SYMBOLIC FEXPR PROCEDURE WHILE ARGS;	%. Simple WHILE LOOP
% Will do (WHILE bool s1 .. sn)
  BEGIN SCALAR BOOL;
	IF NOT PAIRP ARGS THEN RETURN NIL;
	BOOL:=CAR ARGS;
 L1:	IF NULL EVAL BOOL THEN RETURN NIL;
	P!.N CDR ARGS;
	GOTO L1
 END;


SYMBOLIC FEXPR PROCEDURE AND(X);	%. Xis list of actions
   BEGIN 
     IF NOT PAIRP X THEN RETURN(T);
 L:  IF NULL CDR(X) THEN RETURN(EVAL(CAR X))
      ELSE IF NULL EVAL(CAR X) THEN RETURN(NIL)
      ELSE << X:=CDR X; GOTO L >>
 END;

%/// Add also IF ?

SYMBOLIC FEXPR PROCEDURE COND(E);		%. Conditional eval
   BEGIN SCALAR PR,Y;
 L:  IF NOT PAIRP E THEN RETURN NIL;
     PR:=CAR E; E:=CDR E;
     IF PAIRP PR THEN Y:=CAR PR ELSE Y:=PR;
     IF NULL (Y:=EVAL(Y)) THEN GOTO L;
     IF NULL PAIRP PR OR NULL CDR PR THEN RETURN(Y);
     RETURN P!.N(CDR PR)
   END;

SYMBOLIC FEXPR PROCEDURE  OR(X);	%. Or of action list
   BEGIN SCALAR Y;
 L: IF NOT PAIRP X THEN RETURN(NIL)
     ELSE IF(Y:=EVAL(CAR X)) THEN RETURN(Y)
     ELSE << X:=CDR X;GOTO L >>
 END;

%.===== Section 3.12 =====	MAP composite functions

SYMBOLIC PROCEDURE MAP(X,FN); 		%. Apply FN to each cdr x
   WHILE X DO <<APPLY1(FN,X); X := CDR X>>;

SYMBOLIC PROCEDURE MAPC(X,FN); 		%. Apply FN to each car x
   WHILE X DO <<APPLY1(FN,CAR X); X := CDR X>>;

SYMBOLIC PROCEDURE MAPCAN(X,FN); 	%. Append FN car x
   IF ATOM X THEN NIL ELSE NCONC(APPLY1(FN,CAR X),MAPCAN(CDR X,FN));

SYMBOLIC PROCEDURE MAPCAR(X,FN); 	%. Collect FN car x
   IF ATOM X THEN NIL ELSE APPLY1(FN,CAR X) . MAPCAR(CDR X,FN);

SYMBOLIC PROCEDURE MAPCON(X,FN); 	%. Append FN cdr x
   IF ATOM X THEN NIL ELSE NCONC(APPLY1(FN,X),MAPCON(CDR X,FN));

SYMBOLIC PROCEDURE MAPLIST(X,FN); 	%. Collect FN cdr x
   IF ATOM X THEN NIL ELSE APPLY1(FN,X) . MAPLIST(CDR X,FN);

SYMBOLIC PROCEDURE NCONC(U,V); 		%. Tack V onto end U
   BEGIN SCALAR W; 
      IF ATOM U THEN RETURN V; 
      W := U; 
      WHILE PAIRP CDR W DO W := CDR W; 
      RPLACD(W,V); 
      RETURN U
   END;

%... This procedure drives a simple read/eval/print top loop.

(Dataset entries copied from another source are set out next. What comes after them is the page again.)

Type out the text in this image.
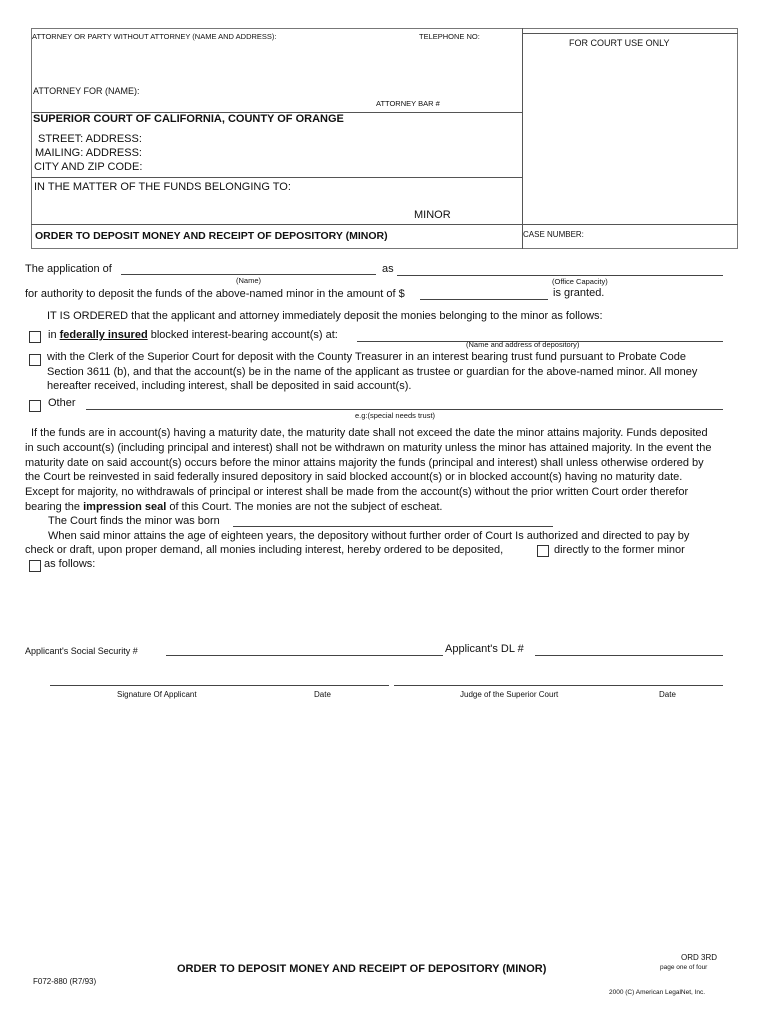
ATTORNEY OR PARTY WITHOUT ATTORNEY (NAME AND ADDRESS):	TELEPHONE NO:
FOR COURT USE ONLY
ATTORNEY FOR (NAME):
ATTORNEY BAR #
SUPERIOR COURT OF CALIFORNIA, COUNTY OF ORANGE
STREET: ADDRESS:
MAILING: ADDRESS:
CITY AND ZIP CODE:
IN THE MATTER OF THE FUNDS BELONGING TO:
MINOR
ORDER TO DEPOSIT MONEY AND RECEIPT OF DEPOSITORY (MINOR)	CASE NUMBER:
The application of	as
(Name)	(Office Capacity)
for authority to deposit the funds of the above-named minor in the amount of $	is granted.
IT IS ORDERED that the applicant and attorney immediately deposit the monies belonging to the minor as follows:
in federally insured blocked interest-bearing account(s) at:
(Name and address of depository)
with the Clerk of the Superior Court for deposit with the County Treasurer in an interest bearing trust fund pursuant to Probate Code
Section 3611 (b), and that the account(s) be in the name of the applicant as trustee or guardian for the above-named minor. All money
hereafter received, including interest, shall be deposited in said account(s).
Other
e.g:(special needs trust)

If the funds are in account(s) having a maturity date, the maturity date shall not exceed the date the minor attains majority. Funds deposited

in such account(s) (including principal and interest) shall not be withdrawn on maturity unless the minor has attained majority. In the event the

maturity date on said account(s) occurs before the minor attains majority the funds (principal and interest) shall unless otherwise ordered by

the Court be reinvested in said federally insured depository in said blocked account(s) or in blocked account(s) having no maturity date.

Except for majority, no withdrawals of principal or interest shall be made from the account(s) without the prior written Court order therefor

bearing the impression seal of this Court. The monies are not the subject of escheat.

The Court finds the minor was born
When said minor attains the age of eighteen years, the depository without further order of Court Is authorized and directed to pay by
check or draft, upon proper demand, all monies including interest, hereby ordered to be deposited,	directly to the former minor
as follows:
Applicant's Social Security #	Applicant's DL #
Signature Of Applicant	Date	Judge of the Superior Court	Date
ORD 3RD
page one of four
ORDER TO DEPOSIT MONEY AND RECEIPT OF DEPOSITORY (MINOR)
F072-880 (R7/93)
2000 (C) American LegalNet, Inc.
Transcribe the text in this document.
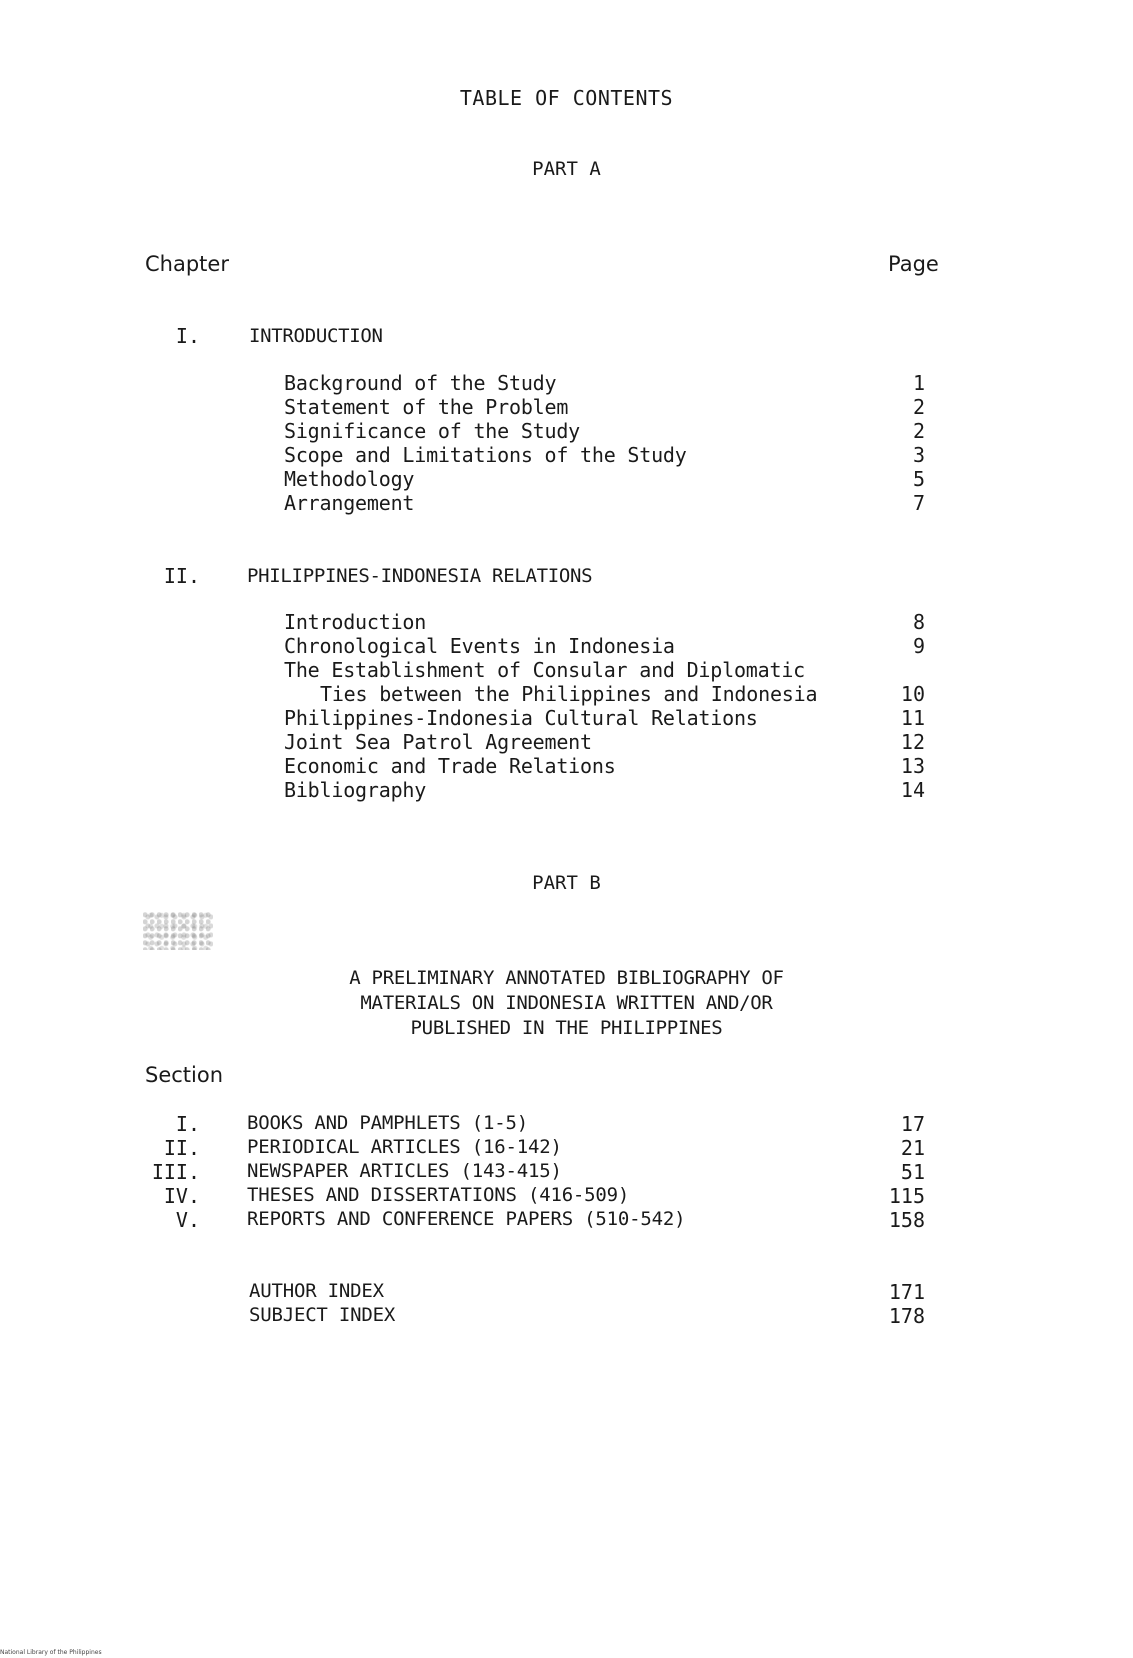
TABLE OF CONTENTS
PART A
Chapter	Page
I.	INTRODUCTION
Background of the Study	1
Statement of the Problem	2
Significance of the Study	2
Scope and Limitations of the Study	3
Methodology	5
Arrangement	7
II. PHILIPPINES-INDONESIA RELATIONS
Introduction	8
Chronological Events in Indonesia	9
The Establishment of Consular and Diplomatic
Ties between the Philippines and Indonesia	10
Philippines-Indonesia Cultural Relations	11
Joint Sea Patrol Agreement	12
Economic and Trade Relations	13
Bibliography	14
PART B
A PRELIMINARY ANNOTATED BIBLIOGRAPHY OF
MATERIALS ON INDONESIA WRITTEN AND/OR
PUBLISHED IN THE PHILIPPINES
Section
I. BOOKS AND PAMPHLETS (1-5)	17
II. PERIODICAL ARTICLES (16-142)	21
III. NEWSPAPER ARTICLES (143-415)	51
IV. THESES AND DISSERTATIONS (416-509)	115
V. REPORTS AND CONFERENCE PAPERS (510-542)	158
AUTHOR INDEX	171
SUBJECT INDEX	178
National Library of the Philippines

SYMBOLIC PROCEDURE PUTC(X,Y,Z);
  PUT(X,Y,Z);

SYMBOLIC PROCEDURE FLUID L;
  L;

SYMBOLIC PROCEDURE PRIN2TL L;
 IF NOT PAIRP L THEN TERPRI()
  ELSE <<PRIN2 CAR L; PRIN2 '! ; PRIN2TL CDR L>>;
% ... Missing functions to complete Standard LISP set
% ... some dummies developed for PERQ, modified to better use PASLSP


SYMBOLIC PROCEDURE FLOATP X; NIL;

SYMBOLIC PROCEDURE STRINGP X; IDP X;

SYMBOLIC PROCEDURE VECTORP X; NIL;

SYMBOLIC PROCEDURE FLUIDP X; NIL;

SYMBOLIC PROCEDURE INTERN X; X;

SYMBOLIC PROCEDURE REMOB X; NIL;

SYMBOLIC PROCEDURE GLOBAL X; 
   WHILE X DO <<FLAG(X,'GLOBAL); X := CDR X>>;

SYMBOLIC PROCEDURE GLOBALP X; 
   FLAGP(X,'GLOBAL);

SYMBOLIC PROCEDURE UNFLUID X; 
   NIL;


% No vectors yet

SYMBOLIC PROCEDURE GETV(A,B); NIL;

SYMBOLIC PROCEDURE MKVECT X; NIL;

SYMBOLIC PROCEDURE PUTV(A,B,C); NIL;

SYMBOLIC PROCEDURE UPBV X; NIL;

SYMBOLIC PROCEDURE DIGIT X; NIL;

SYMBOLIC PROCEDURE LITER X; NIL;
 
SYMBOLIC PROCEDURE READCH X; NIL;  %/ Needs Interp Mod
 
SYMBOLIC PROCEDURE RDEVPR;
 WHILE T DO PRINT EVAL READ();

SYMBOLIC PROCEDURE DSKIN(FILE);
 BEGIN SCALAR TMP;
   TMP := RDS OPEN(FILE, 'INPUT);
   WHILE NULL EOFP PRINT EVAL READ() DO NIL; %Use RDEVPR ?
   CLOSE RDS TMP;
 END;

SYMBOLIC PROCEDURE !*FIRST!-PROCEDURE;
BEGIN SCALAR X, EOFFLG, OUT;
    PRIN2TL '(Pascal  LISP  V2 !- 15 Feb 1982);
    PRIN2TL '(Copyright (c) 1981 U UTAH);
    PRIN2TL '(All  Rights  Reserved);
    NEXPRS:='(LIST);
    PUTL(NEXPRS,'TYPE,'NEXPR);
    PROCS:='(EXPR FEXPR NEXPR MACRO);
    EOFFLG := NIL;
    % Continue reading Init-File on channel 1;
    WHILE NOT EOFFLG DO
    <<  X := READ();
        EOFFLG := EOFP(X);
	IF NOT EOFFLG THEN
	    EVAL X
    >>;
    RDS(2); % Switch to USER input, THE TTY
    EOFFLG := NIL;
    WHILE NOT EOFFLG DO
      <<OUT := WRS 3; PRIN2 '!>; WRS OUT; % Prompt, OUT holds channel #
        X := READ();
        IF EQCAR(X,'QUIT) THEN EOFFLG := 'T ELSE EOFFLG := EOFP(X);
	IF NOT EOFFLG THEN
	  PRIN2T(CATCH X)
      >>;
    PRIN2T LIST('EXITING,'Top,'Loop);
END;

END;